First. Children are not giving you a hard time. They are having a hard time.
Much of what we label as “bad behaviour” is really undeveloped skill. Emotional regulation, impulse control, and perspective-taking take years to mature. Punishing a child for lacking these skills is like scolding someone for not reading before they have learned the alphabet. Teaching builds capacity. Fear builds surface-level compliance.
Second. Empathy cannot be demanded. It has to be felt first.
I have rarely seen a harsh emotional environment produce a genuinely empathetic child. Children learn compassion when they experience it, especially during emotional storms. Empathy does not come from lectures. It grows through moments of being understood.
Third. Praising identity slows growth. Noticing effort strengthens it.
Calling a child “good” or “kind” comforts adults, but it can trap children into protecting an image instead of learning from choices. Character grows when effort and decision-making are noticed. Values stick when children understand why a choice mattered.
Fourth. Fear-based morality disappears when no one is watching.

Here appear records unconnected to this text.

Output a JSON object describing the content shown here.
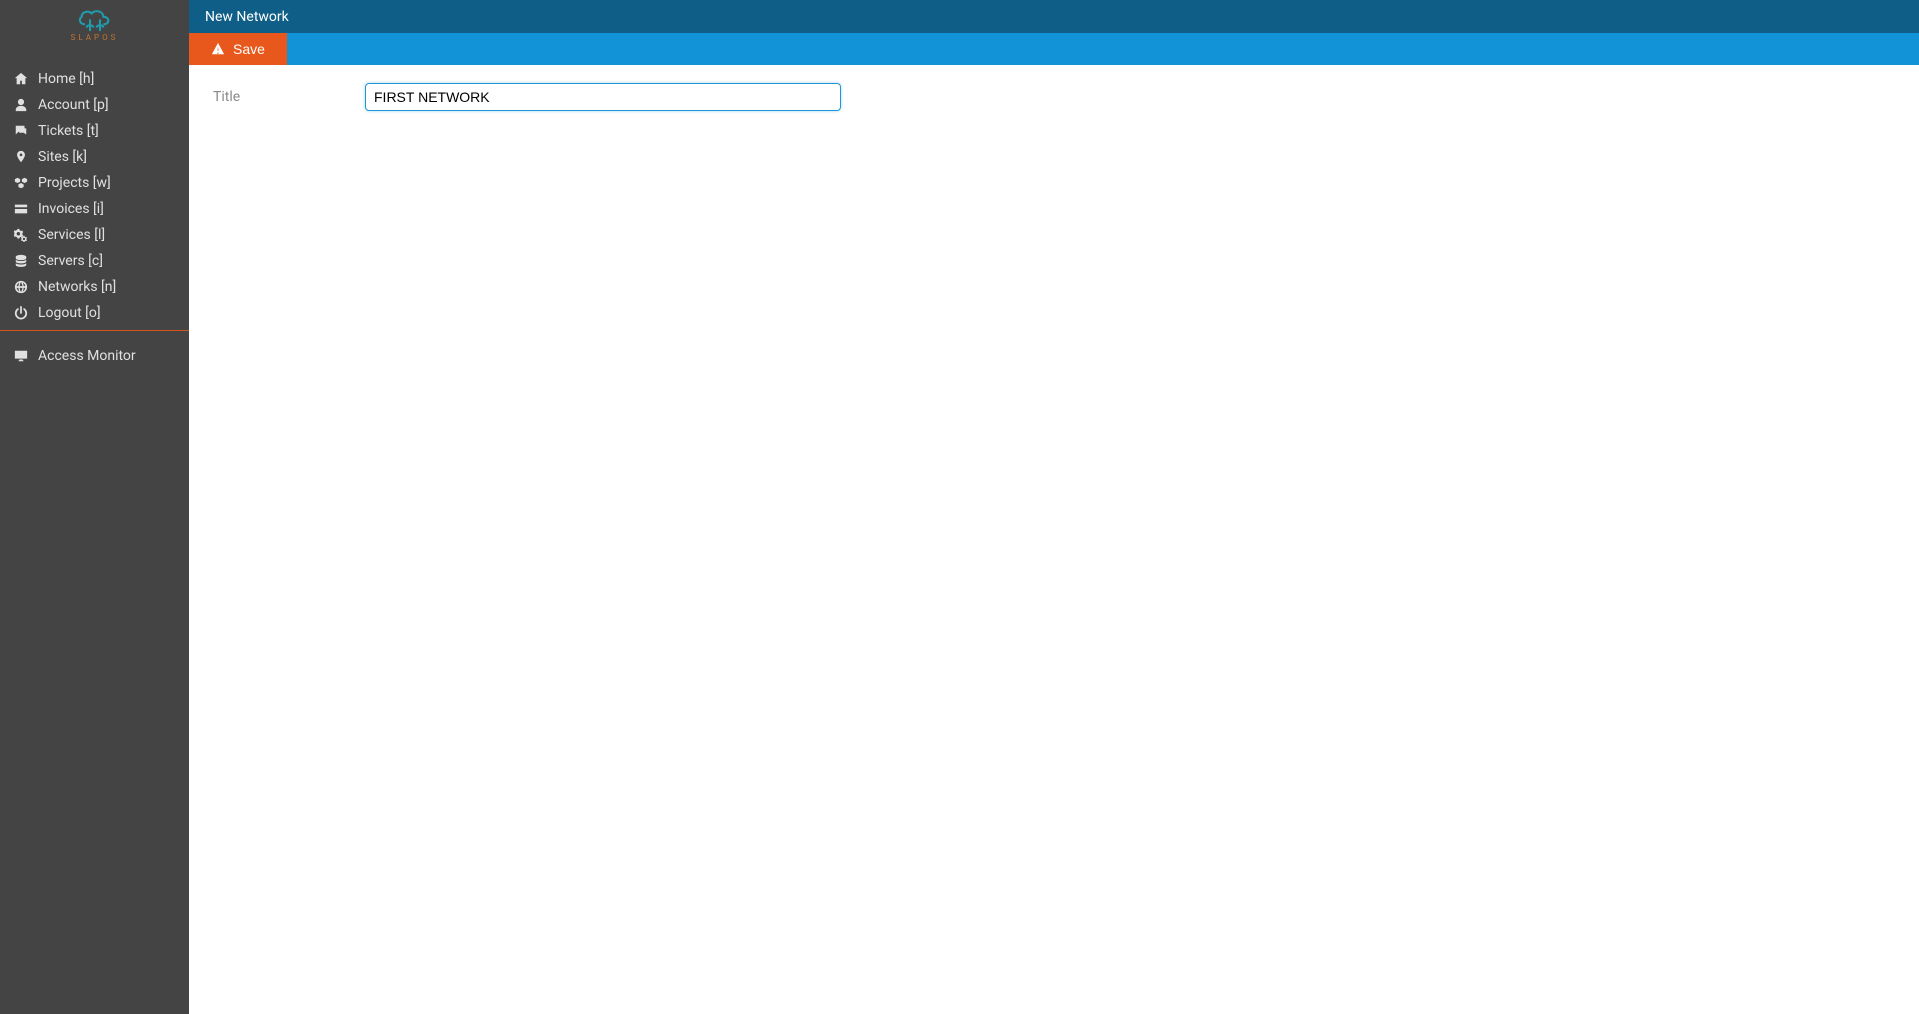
{
  "logo": {
    "text": "SLAPOS"
  },
  "sidebar": {
    "items": [
      {
        "label": "Home [h]",
        "icon": "home"
      },
      {
        "label": "Account [p]",
        "icon": "user"
      },
      {
        "label": "Tickets [t]",
        "icon": "comments"
      },
      {
        "label": "Sites [k]",
        "icon": "pin"
      },
      {
        "label": "Projects [w]",
        "icon": "cubes"
      },
      {
        "label": "Invoices [i]",
        "icon": "card"
      },
      {
        "label": "Services [l]",
        "icon": "cogs"
      },
      {
        "label": "Servers [c]",
        "icon": "database"
      },
      {
        "label": "Networks [n]",
        "icon": "globe"
      },
      {
        "label": "Logout [o]",
        "icon": "power"
      }
    ],
    "secondary": [
      {
        "label": "Access Monitor",
        "icon": "desktop"
      }
    ]
  },
  "header": {
    "title": "New Network"
  },
  "toolbar": {
    "save_label": "Save"
  },
  "form": {
    "title_label": "Title",
    "title_value": "FIRST NETWORK"
  }
}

Children who behave only to avoid punishment do not develop values. They develop strategies. When parents explain reasoning, allow questions, and admit mistakes, children begin to internalize ethics. They grow a moral compass that functions even in the absence of authority.
Fifth. Parents are the curriculum.
No worksheet can replace this.
Children observe how we talk about others.

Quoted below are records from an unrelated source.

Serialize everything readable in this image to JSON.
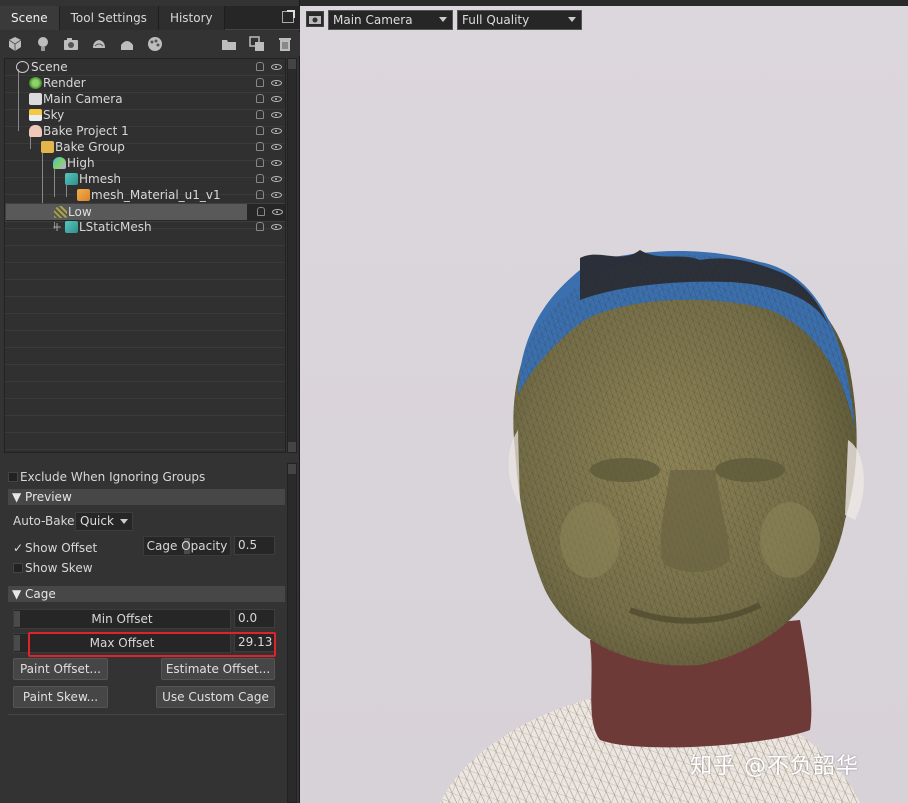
{
  "tabs": {
    "scene": "Scene",
    "tool_settings": "Tool Settings",
    "history": "History"
  },
  "tree": [
    {
      "label": "Scene",
      "icon": "scene-icon"
    },
    {
      "label": "Render",
      "icon": "gear-icon"
    },
    {
      "label": "Main Camera",
      "icon": "camera-icon"
    },
    {
      "label": "Sky",
      "icon": "sky-icon"
    },
    {
      "label": "Bake Project 1",
      "icon": "bake-project-icon"
    },
    {
      "label": "Bake Group",
      "icon": "folder-icon"
    },
    {
      "label": "High",
      "icon": "high-icon"
    },
    {
      "label": "Hmesh",
      "icon": "mesh-icon"
    },
    {
      "label": "mesh_Material_u1_v1",
      "icon": "submesh-icon"
    },
    {
      "label": "Low",
      "icon": "low-icon"
    },
    {
      "label": "LStaticMesh",
      "icon": "mesh-icon"
    }
  ],
  "props": {
    "exclude_label": "Exclude When Ignoring Groups",
    "preview_header": "Preview",
    "autobake_label": "Auto-Bake",
    "autobake_value": "Quick",
    "show_offset": "Show Offset",
    "cage_opacity_label": "Cage Opacity",
    "cage_opacity_value": "0.5",
    "show_skew": "Show Skew",
    "cage_header": "Cage",
    "min_offset_label": "Min Offset",
    "min_offset_value": "0.0",
    "max_offset_label": "Max Offset",
    "max_offset_value": "29.13",
    "paint_offset": "Paint Offset...",
    "estimate_offset": "Estimate Offset...",
    "paint_skew": "Paint Skew...",
    "use_custom_cage": "Use Custom Cage"
  },
  "viewport": {
    "camera": "Main Camera",
    "quality": "Full Quality",
    "watermark": "知乎 @不负韶华"
  },
  "colors": {
    "highlight_box": "#e0232a",
    "mesh_blue": "#3a6fb0",
    "mesh_olive": "#7d7650",
    "neck": "#6e3a38"
  }
}
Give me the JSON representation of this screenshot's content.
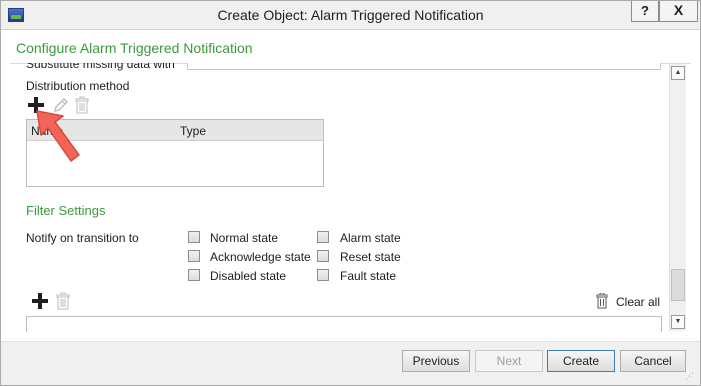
{
  "window": {
    "title": "Create Object: Alarm Triggered Notification",
    "help_label": "?",
    "close_label": "X"
  },
  "header": {
    "title": "Configure Alarm Triggered Notification"
  },
  "form": {
    "substitute_label": "Substitute missing data with",
    "distribution_label": "Distribution method",
    "table_columns": [
      "Name",
      "Type"
    ],
    "filter_section_title": "Filter Settings",
    "notify_label": "Notify on transition to",
    "states": [
      {
        "label": "Normal state",
        "checked": false
      },
      {
        "label": "Alarm state",
        "checked": false
      },
      {
        "label": "Acknowledge state",
        "checked": false
      },
      {
        "label": "Reset state",
        "checked": false
      },
      {
        "label": "Disabled state",
        "checked": false
      },
      {
        "label": "Fault state",
        "checked": false
      }
    ],
    "clear_all_label": "Clear all"
  },
  "icons": {
    "add": "plus-icon",
    "edit": "pencil-icon",
    "delete": "trash-icon",
    "clear": "clear-all-icon"
  },
  "footer": {
    "previous_label": "Previous",
    "next_label": "Next",
    "create_label": "Create",
    "cancel_label": "Cancel"
  },
  "colors": {
    "section_title": "#3c9a3c",
    "annotation_arrow": "#f26456"
  }
}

How we respond when we are wrong.
How we treat people who offer us nothing in return.
Values are not what we say at bedtime. They are what we model on difficult days.
This book does not promise to raise saints. And that is precisely why I respect it.
It promises something more realistic and more meaningful.
Children who can reflect.
Children who can repair harm.
Children who can grow after mistakes.
In a world that feels increasingly reactive and self-centred, this is not a small goal. It is a hopeful one.
As a psychologist, and as someone who sits daily with parents who are genuinely trying, I will say this plainly.
This is not about raising perfect children.
It is about raising livable humans.
And that feels not only achievable, but necessary.